Capt. Dr. A. S. Goldsmith of New York told the correspondent how he has been treating German civilians in Waldheim where the local German doctor fled into the interior. A young woman suffering from a severe case of pneumonia and scarcely able to walk was given sulpha-thyiazole treatment and was cured, he related. “I did not tell her that I was a Jewish doctor for fear that she would refuse to take the pills thinking them poison,” he added. “But when she is quite well I’ll tell her.” Dr. Goldsmith also removed shrapnel from legs of German civilians and treated one for acute tonsillitis.

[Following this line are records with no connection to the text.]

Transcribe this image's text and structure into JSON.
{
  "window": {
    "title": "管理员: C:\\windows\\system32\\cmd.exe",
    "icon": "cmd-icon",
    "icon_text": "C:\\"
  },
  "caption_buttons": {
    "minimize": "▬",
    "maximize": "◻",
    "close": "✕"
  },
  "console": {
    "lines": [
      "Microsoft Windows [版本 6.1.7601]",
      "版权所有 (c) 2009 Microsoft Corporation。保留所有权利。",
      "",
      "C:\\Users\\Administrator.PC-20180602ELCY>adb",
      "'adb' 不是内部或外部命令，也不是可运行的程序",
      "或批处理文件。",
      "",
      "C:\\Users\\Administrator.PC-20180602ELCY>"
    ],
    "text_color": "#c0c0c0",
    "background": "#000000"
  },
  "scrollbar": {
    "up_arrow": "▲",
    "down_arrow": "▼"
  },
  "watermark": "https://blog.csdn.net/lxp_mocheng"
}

Capt. Julius Rubin of Camden, Mass, and a number of other Jewish doctors in the U.S. Units also told the correspondent that when treating German wounded prisoners and civilians they prefer not to tell them that they are being treated by a Jew. However Sgt. Jake Brill, medical aidman from New York, when giving blood transfusions to wounded German soldiers in the field, never fails to tell them that they now have Jewish blood in their veins.

One of the American doctors rendering medical aid to Germans is Dr. Ernest Sears, a refugee from Nuremberg, the seat of the notorious Jew-hater Julius Streicher. “The first case I had after landing in France was a wounded German soldier,” Dr. Sears said. “I would prefer to give them brimstone, but when Germans are in need, of medical treatment, I give them such treatment. I hope to get to Nuremberg and to stay there long enough to take care of some people like Streicher.”